Some states have confronted the problem by establishing their own rules. In 2008, Connecticut became the first state in the country to establish olive oil standards; California, Oregon, and New York soon followed. Federal officials have been slightly less proactive. For its part, the FDA relies heavily on legitimate trade associations to police their own borders; it takes action almost exclusively on complaints that are called in. Part of the problem is the sheer magnitude of the potential crime scene. There are more than 300 ports of entry in the United States, through which 13 percent of America's food supply passes. The FDA only has the resources to inspect about 2 percent of that food (which isn't surprising given its dismal budget and what some say are toothless mandates). "In terms of priorities, [food fraud] often ranks at the bottom of the list," says FDA food-safety officer Martin Stutsman.

But Spink says that monitoring everything isn't necessary. "What we need to do is focus on the chemistry of the crime," he says. "That means understanding the fraudsters themselves—who they are, what their motivations are, and how they find their opportunities." And according to Spink, we've got a long way to go: "Based on our understanding of food fraud, the FDA is doing a fine job of dealing with it.
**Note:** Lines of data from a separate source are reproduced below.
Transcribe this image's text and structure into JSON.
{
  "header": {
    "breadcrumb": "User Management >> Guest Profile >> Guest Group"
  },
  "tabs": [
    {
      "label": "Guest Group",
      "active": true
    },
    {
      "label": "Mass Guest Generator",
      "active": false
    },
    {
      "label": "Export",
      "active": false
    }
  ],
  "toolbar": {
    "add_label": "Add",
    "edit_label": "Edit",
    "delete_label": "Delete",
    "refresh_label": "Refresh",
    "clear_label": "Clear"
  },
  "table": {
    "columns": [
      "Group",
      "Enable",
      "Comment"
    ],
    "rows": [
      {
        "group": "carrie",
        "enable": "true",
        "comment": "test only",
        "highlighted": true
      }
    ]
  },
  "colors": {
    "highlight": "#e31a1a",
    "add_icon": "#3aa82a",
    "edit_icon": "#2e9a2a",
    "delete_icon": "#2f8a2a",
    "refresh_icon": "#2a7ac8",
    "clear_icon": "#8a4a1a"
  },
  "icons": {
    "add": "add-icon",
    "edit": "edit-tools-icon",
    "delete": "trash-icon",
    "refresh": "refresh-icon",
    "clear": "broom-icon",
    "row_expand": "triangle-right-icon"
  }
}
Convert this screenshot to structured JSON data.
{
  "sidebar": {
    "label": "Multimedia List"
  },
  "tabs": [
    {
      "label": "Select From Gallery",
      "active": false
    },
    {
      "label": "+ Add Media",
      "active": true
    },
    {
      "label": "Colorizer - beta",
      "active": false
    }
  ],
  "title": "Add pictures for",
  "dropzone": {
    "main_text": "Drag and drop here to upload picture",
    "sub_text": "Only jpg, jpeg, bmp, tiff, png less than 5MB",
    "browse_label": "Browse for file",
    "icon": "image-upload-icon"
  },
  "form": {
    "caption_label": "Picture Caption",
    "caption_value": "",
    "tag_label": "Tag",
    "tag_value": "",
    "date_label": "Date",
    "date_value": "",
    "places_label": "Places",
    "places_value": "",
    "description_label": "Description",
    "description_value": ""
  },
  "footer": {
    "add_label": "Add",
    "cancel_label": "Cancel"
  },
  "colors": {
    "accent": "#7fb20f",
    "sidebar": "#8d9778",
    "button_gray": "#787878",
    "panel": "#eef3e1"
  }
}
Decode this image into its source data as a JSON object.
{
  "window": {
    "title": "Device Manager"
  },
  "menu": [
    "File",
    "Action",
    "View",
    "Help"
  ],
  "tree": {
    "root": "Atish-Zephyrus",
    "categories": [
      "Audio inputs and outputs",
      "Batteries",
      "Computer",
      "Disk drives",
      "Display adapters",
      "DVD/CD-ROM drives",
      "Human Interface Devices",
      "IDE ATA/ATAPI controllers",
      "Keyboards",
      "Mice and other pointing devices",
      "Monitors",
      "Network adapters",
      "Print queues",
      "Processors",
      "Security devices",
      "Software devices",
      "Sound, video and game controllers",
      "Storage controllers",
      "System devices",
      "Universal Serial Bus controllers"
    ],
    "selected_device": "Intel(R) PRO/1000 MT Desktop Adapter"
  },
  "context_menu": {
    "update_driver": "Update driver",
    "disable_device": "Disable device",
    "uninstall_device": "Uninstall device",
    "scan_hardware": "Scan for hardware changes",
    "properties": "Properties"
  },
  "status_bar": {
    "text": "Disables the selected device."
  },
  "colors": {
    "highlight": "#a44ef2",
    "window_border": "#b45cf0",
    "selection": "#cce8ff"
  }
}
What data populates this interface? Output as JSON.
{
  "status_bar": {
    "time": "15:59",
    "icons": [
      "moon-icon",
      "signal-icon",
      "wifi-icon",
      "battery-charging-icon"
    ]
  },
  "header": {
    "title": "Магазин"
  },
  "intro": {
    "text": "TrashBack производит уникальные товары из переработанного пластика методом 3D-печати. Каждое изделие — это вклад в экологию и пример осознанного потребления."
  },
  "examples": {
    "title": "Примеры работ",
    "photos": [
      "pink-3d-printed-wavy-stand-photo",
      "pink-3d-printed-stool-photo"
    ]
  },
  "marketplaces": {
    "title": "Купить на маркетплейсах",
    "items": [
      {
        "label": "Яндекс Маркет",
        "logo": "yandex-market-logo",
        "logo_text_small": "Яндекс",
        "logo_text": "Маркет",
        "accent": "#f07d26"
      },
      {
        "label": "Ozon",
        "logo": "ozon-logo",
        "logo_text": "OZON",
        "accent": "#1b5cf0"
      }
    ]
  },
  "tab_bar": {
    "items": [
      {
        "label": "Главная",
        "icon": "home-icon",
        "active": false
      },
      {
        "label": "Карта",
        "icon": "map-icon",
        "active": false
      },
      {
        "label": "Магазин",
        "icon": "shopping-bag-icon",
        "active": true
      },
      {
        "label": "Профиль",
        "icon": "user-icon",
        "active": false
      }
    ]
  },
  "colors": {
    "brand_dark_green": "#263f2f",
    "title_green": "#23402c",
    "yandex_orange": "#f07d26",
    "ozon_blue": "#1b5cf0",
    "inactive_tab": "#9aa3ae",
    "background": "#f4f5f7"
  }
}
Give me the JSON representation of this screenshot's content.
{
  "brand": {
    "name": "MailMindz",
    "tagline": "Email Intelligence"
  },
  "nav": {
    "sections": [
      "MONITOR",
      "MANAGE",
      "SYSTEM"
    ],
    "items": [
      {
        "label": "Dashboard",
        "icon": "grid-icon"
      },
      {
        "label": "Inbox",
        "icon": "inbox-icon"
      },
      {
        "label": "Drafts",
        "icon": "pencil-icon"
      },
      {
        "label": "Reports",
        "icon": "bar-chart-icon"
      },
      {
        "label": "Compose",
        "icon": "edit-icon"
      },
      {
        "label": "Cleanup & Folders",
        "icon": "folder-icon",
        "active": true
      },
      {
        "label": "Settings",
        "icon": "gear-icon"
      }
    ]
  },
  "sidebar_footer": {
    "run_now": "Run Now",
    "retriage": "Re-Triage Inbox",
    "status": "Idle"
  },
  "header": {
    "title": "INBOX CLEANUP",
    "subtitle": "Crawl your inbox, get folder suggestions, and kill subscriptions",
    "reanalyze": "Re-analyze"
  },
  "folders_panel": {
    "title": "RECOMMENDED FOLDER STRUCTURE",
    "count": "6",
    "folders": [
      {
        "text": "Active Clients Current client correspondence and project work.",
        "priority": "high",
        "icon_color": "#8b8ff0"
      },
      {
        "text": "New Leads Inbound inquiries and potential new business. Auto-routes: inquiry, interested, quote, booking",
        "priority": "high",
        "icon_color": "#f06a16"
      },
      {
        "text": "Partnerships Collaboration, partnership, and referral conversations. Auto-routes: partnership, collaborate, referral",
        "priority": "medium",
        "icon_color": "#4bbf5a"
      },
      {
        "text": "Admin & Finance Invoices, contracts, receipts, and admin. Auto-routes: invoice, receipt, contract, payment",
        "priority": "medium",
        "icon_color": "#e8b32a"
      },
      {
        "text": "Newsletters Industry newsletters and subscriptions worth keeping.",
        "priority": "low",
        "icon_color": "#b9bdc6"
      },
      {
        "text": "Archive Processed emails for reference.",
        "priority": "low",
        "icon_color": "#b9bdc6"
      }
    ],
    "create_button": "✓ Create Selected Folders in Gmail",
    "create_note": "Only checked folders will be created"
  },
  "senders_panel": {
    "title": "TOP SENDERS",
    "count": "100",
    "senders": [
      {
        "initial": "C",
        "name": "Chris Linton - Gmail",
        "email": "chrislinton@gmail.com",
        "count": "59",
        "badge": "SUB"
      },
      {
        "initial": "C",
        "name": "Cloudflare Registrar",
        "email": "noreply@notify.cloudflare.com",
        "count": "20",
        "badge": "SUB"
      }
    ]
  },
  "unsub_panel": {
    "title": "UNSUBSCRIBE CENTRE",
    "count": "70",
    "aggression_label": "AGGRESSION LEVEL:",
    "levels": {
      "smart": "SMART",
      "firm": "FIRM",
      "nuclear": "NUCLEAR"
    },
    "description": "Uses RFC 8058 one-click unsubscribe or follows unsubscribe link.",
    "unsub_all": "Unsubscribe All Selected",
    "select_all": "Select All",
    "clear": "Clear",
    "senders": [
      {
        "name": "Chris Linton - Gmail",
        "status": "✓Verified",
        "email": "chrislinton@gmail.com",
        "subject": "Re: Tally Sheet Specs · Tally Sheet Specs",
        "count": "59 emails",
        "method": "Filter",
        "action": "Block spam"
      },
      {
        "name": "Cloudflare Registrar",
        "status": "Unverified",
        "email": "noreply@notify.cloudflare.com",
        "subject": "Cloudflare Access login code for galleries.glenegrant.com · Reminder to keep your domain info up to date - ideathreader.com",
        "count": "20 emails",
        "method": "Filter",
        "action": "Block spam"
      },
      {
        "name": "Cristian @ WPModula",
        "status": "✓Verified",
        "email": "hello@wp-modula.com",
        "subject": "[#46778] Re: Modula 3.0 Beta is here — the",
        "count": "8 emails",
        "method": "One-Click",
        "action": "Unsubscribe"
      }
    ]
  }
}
But the problem is, we really don't understand it all that well."

Here's what authorities do know: food fraudsters include a range of types, from individuals and small teams all the way up to organized-crime syndicates and major corporations. Most of them are involved in other criminal activities, as well, so it might be easier to nab them for tax evasion or some lesser crime. In the coming months, and in concert with the FBI, ACAPPP plans to focus heavily on intelligence-gathering strategies, something the FDA lacks the resources for.

In the FDA's defense, most experts agree that—melamine scandal notwithstanding—food fraud does not pose significant health risks. "The intent is to defraud people, not to make them sick," says Stutsman. "And the good ones will make their stuff as close as possible to the legitimate product because they don't want to get caught." Still, it's not difficult to imagine potential unintended consequences: olive oil adulterated with peanut oil being unwittingly served to someone with a peanut allergy, or someone eating a mislabeled fish that they're allergic to.

If consumers suspect food fraud, they should report it to the FDA immediately by calling the hotline 888-SAFEFOOD or visiting the organization's Web site. But until enforcement and detection improves, the best way for consumers to protect themselves, says Stutsman, is to stay informed. Know your fish: what it should look and taste like, when it is in season, and how much it should cost (as well as whether or not it even exists—Wild Atlantic Salmon, for example, is endangered and not commercially available). As with fashion fakes, deals that look too good to be true probably are. If it says "extra virgin" but it's going for $3 a gallon, it might be soybean oil dyed green with chlorophyll—cheaper, but not nearly as healthy.